I helped to implement a Cassandra cluster inside an Amazon VPC earlier this year. It worked fine if a bit slow. We tried increasing the number of nodes (Scale out) and we tried larger nodes (Scale up) along with tuning Cassandra and the application. In the end we could make the application go a bit faster but the connection to the Cassandra cluster seemed to be the limiting factor. The decision was made for speed reasons to get the Cassandra nodes into our rack so that we had a fast link between the application server and the Cassandra Cluster.

We had loads of fun testing configuration options to get a well balanced specification of server while fitting inside the power and financial budget.

We had a specialist from Acunu for a quick training session with us to ensure we have a good grasp of the pretty specialist requirements of Cassandra; its tuning; Maintenance and the underlying technology. This helped us to come to understand the magic triad that needs to be balanced to run a node effectively.

The Triad of per node balance.

Memory – Minimum of 8GB of RAM, 4GB for Java heap and 4 GB of Cache. The Maximum (not a hard limit as you will see) is 16GB of RAM, 8GB for the Java heap and 8GB for the Cache. The Maximum is 16GB because if the heap is too large then the full Java Garbage Collection which pauses the all process will take too long and the node will fall out of the cluster. In our experience a Dual socket Quad core system (8 Hardware threads) can pause for upwards of 10 seconds in a production machine doing a full garbage collection of 8GB of RAM.

Processor – Quad core is a minimum. It mainly effects the garbage collection and SSTables compaction times but these are what will cause your cluster to do funny things like drop a node for a few minutes.

Disk – Disks are a must not SSD’s. Under the hood Cassandra does all of its writing to disk in a serial fashion which is optimized for traditional spinning media. The commit log should have its own disk as it is effectively being written to continuously and this is why an SSD will not last long. The data disk needs high throughput as well as fast access this will allow the Memtables to be flushed to disk as quickly as possible reducing the impact on other actions.

In the end we bought systems with the following specs

  •  1 * 6 core (12 including hyper threadding) Xeon processor running at 2.0 Ghz
  • 16GB of Ram (Quad channel DDR3)
  • 1 OS disk 7,200 RPM
  • 1 Commit log 10,000 RPM disk
  • 3 Data disks in a hardware stripe 10,000 RPM disks

Each node runs at less than 300watts peak and Cassandra shows an avg write latency of 2.2ms!

The performance increase of moving the cluster closer to the application has been huge.

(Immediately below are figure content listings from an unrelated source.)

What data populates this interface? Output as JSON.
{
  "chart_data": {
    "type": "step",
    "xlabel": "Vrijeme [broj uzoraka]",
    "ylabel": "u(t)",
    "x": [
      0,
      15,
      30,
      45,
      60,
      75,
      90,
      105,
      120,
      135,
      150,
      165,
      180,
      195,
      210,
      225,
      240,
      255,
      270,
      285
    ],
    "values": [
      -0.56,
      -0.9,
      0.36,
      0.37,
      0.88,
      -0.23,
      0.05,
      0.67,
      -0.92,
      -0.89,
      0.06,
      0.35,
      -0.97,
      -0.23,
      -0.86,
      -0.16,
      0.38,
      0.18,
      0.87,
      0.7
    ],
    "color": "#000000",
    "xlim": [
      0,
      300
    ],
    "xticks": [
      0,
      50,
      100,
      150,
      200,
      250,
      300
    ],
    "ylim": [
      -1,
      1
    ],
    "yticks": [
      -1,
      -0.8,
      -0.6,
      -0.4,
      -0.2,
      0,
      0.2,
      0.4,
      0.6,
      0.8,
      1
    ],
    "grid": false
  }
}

One report that would take a minute upwards in AWS (Returning a couple of hundred megabytes of data) now runs in under 10 seconds when the Cassandra system is cold and under 2 when the Cassandra cluster has had time to warm up the Cache.

The one thing that is most important to remember with Cassandra is that Cassandra is a write bias data store. This means that Writes are very fast, generally faster than retrieval so you have to think differently when writing an application that uses Cassandra. It is better to write a new value that overwrites an old one than it is to load an old value then update it with the new value. Get the data model right and the use case for Cassandra will guide you to a new world of highly available fast data storage. If your workload is read biased then Cassandra may not be for you.